Advanced Machine Learning GR5242
Advanced Machine Learning
Hello, dear friend, you can consult us at any time if you have any questions, add WeChat: THEend8_
Advanced Machine Learning GR5242
Homework 1
Due: Friday September 29, 7pm.
Note: All questions carry equal weight.
Collaboration: You may collaborate on this assignment with peers from any course section. However,
you must write up your own solutions individually for submission.
Homework submission: please submit your homework by publishing a notebook that cleanly displays
your code, results and plots to pdf or html. For the non-coding questions, you can typeset using LATEX or
markdown, or you can include neatly scanned answers. Please make sure to put everything together
into a single pdf file for submission. Late submission is not accepted.
Problem 1: EM algorithm for spherical Gaussians & Lloyd’s algorithm
This problem aims to draw links between EM for Gaussian mixtures and Lloyd’s algorithm. In
particular, we might view Lloyd’s as an approximation to EM as instantiated for mixtures of
spherical Gaussians with densities (on Rd) of the following form:
f(x) =
K∑
k=1
πk · N (x;µk, Id) ,
∑
k
πk = 1,
where Id denotes the identity matrix in R
d.
This instantiation of EM (to estimate the MLE parameters {πk, µk}Kk=1) takes the following form,
given data {xi}ni=1:
• Choose some initial π(0)k and µ
(0)
k for k = 1, . . . ,K.
• For t = 0, 1, 2, . . ., do:
i. Soft Cluster Assignment: We will let π˜
(t)
ik denote the ”likelihood” that xi is generated
by Gaussian component k. More precisely, we set:
π˜
(t)
ik =
π
(t)
k · N (xi;µ(t)k , Id)∑K
k′=1 π
(t)
k′ · N (xi;µ(t)k′ , Id)
.
ii. Update Cluster Centers: Set µ
(t+1)
k =
∑n
i=1
π˜
(t)
ik∑n
j=1 π˜
(t)
jk
xi, i.e., a weighted average ac-
cording to the likelihood that xi was generated by component k.

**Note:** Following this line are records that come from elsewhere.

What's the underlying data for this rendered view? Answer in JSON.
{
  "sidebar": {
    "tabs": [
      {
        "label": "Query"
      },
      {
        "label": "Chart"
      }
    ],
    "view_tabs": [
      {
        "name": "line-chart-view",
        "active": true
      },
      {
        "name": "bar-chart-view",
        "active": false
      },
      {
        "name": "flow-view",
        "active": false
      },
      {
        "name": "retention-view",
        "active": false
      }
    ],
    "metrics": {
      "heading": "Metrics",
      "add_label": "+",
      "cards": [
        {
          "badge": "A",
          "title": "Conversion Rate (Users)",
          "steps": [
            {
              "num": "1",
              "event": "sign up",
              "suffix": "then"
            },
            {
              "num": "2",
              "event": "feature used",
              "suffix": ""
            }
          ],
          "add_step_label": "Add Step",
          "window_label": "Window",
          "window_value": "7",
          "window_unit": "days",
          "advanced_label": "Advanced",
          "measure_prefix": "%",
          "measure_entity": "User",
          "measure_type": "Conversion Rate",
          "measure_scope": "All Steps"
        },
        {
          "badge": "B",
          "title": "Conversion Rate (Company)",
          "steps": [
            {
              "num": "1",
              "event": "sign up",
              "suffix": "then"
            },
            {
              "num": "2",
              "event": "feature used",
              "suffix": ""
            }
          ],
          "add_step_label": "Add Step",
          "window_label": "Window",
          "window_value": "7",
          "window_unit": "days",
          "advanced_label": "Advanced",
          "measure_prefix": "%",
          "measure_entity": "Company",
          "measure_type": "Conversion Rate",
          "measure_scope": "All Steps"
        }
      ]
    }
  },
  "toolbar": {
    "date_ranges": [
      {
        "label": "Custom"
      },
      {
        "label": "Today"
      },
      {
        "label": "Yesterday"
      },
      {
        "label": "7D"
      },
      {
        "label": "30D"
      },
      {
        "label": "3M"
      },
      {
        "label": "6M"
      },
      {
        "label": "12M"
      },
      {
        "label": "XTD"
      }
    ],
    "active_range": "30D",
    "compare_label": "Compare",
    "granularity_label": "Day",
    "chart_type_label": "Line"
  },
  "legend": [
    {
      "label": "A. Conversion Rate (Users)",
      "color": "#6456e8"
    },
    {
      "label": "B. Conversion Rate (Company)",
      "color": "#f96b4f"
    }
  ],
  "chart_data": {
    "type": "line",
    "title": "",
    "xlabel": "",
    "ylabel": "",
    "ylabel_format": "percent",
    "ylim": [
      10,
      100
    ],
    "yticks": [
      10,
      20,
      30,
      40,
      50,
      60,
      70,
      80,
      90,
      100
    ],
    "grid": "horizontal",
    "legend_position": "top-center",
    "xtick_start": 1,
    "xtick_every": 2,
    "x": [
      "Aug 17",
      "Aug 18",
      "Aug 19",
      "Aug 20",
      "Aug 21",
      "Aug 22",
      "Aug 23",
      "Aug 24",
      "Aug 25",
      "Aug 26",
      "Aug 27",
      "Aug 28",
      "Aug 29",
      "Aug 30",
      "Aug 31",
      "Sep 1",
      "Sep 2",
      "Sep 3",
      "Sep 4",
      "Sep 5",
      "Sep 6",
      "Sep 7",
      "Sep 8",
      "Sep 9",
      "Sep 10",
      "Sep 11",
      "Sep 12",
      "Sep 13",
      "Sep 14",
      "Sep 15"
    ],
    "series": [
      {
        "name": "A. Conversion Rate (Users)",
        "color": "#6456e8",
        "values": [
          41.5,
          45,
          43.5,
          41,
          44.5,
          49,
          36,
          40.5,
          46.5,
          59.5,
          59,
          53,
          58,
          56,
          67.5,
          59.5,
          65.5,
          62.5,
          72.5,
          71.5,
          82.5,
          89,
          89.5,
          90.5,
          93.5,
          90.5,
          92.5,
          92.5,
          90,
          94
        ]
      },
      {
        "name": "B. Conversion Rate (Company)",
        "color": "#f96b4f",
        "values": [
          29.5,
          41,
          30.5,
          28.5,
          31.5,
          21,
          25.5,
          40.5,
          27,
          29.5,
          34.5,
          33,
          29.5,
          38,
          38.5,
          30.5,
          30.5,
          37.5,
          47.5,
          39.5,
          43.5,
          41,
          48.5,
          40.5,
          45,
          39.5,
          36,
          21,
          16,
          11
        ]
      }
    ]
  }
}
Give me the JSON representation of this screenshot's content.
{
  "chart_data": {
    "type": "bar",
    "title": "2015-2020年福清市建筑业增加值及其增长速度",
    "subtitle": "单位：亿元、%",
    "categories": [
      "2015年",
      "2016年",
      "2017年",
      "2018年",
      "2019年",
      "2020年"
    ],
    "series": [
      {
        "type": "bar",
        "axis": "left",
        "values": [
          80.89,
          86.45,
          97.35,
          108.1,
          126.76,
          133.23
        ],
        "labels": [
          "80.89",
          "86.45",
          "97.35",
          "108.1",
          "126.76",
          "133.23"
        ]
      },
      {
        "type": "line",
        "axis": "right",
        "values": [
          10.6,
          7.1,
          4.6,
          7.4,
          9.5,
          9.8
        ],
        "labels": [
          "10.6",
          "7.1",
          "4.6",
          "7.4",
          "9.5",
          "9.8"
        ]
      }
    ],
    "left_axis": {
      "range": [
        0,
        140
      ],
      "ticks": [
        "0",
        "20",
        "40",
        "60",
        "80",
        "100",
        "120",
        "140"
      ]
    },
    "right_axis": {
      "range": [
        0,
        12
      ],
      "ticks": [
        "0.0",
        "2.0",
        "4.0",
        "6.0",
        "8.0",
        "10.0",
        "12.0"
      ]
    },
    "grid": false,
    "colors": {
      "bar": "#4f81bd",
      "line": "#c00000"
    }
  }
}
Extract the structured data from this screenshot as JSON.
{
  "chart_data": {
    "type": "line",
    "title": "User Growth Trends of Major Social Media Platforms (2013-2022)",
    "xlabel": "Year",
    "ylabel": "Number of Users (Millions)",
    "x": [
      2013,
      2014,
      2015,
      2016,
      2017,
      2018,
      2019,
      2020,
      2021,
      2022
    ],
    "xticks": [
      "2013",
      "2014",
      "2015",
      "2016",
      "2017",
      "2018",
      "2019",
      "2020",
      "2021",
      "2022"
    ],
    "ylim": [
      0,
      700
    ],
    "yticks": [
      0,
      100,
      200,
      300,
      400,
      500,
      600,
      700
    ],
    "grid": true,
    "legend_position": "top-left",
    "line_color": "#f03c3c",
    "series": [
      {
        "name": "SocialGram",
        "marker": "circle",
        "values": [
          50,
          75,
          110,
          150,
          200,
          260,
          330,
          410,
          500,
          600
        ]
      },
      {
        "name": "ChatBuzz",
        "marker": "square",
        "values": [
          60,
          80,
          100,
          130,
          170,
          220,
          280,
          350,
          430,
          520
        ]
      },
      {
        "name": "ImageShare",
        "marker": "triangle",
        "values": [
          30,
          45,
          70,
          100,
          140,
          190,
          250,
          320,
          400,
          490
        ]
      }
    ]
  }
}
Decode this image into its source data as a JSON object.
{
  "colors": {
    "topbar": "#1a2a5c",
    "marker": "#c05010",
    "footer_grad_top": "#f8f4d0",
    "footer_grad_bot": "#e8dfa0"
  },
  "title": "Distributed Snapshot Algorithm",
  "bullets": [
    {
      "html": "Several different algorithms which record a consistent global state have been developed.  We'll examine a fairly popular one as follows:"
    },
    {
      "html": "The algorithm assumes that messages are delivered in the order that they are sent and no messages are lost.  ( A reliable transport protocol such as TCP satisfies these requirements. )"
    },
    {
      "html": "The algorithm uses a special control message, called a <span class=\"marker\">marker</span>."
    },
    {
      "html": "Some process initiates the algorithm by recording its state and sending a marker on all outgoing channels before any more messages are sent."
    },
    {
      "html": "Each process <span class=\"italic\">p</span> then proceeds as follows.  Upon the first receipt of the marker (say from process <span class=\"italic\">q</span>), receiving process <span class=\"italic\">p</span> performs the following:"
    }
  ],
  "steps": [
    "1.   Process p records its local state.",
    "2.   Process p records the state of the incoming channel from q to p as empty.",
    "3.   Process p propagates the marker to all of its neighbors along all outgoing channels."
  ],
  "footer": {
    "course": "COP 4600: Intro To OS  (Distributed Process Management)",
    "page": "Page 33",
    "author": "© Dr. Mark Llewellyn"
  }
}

iii. Update Cluster Probability: Set π
(t+1)
k =
1
n
∑n
i=1 π˜
(t)
ik , so we update our estimates of
the prior probabilities to reflect how much mass belongs to each cluster.
(a) Lloyd’s uses a “hard” cluster assignment w
(t)
ik = I{µ(t)k is closest to xi} instead of the π˜(t)ik
of EM above. Express w
(t)
ik in terms of the normal densities N (xi;µ(t)l , I) defined over the
means µ
(t)
l , l = 1, . . .K at time t. Hint: use the max(·), or argmax(·) function.
(b) Write the Lloyd’s update for µ
(t+1)
k in terms of the w
(t)
ik that you derived in the previous part.
How does your expression compare to the corresponding EM updates for µk?
Problem 2: Optimizing over K in Lloyd’s algorithm
Recall the K-means objective: given a dataset {xi}ni=1, find a partition {Ci}Ki=1 of the data,
composed of clusters Ci with centers µi, to minimize:
L(C) =
K∑
i=1
∑
Xj∈Ci
∥Xj − µi∥2.
Suppose we optimized this objective over K as well as Ci and µi. What would be the optimal
value of the objective function? Explain what is wrong with this approach.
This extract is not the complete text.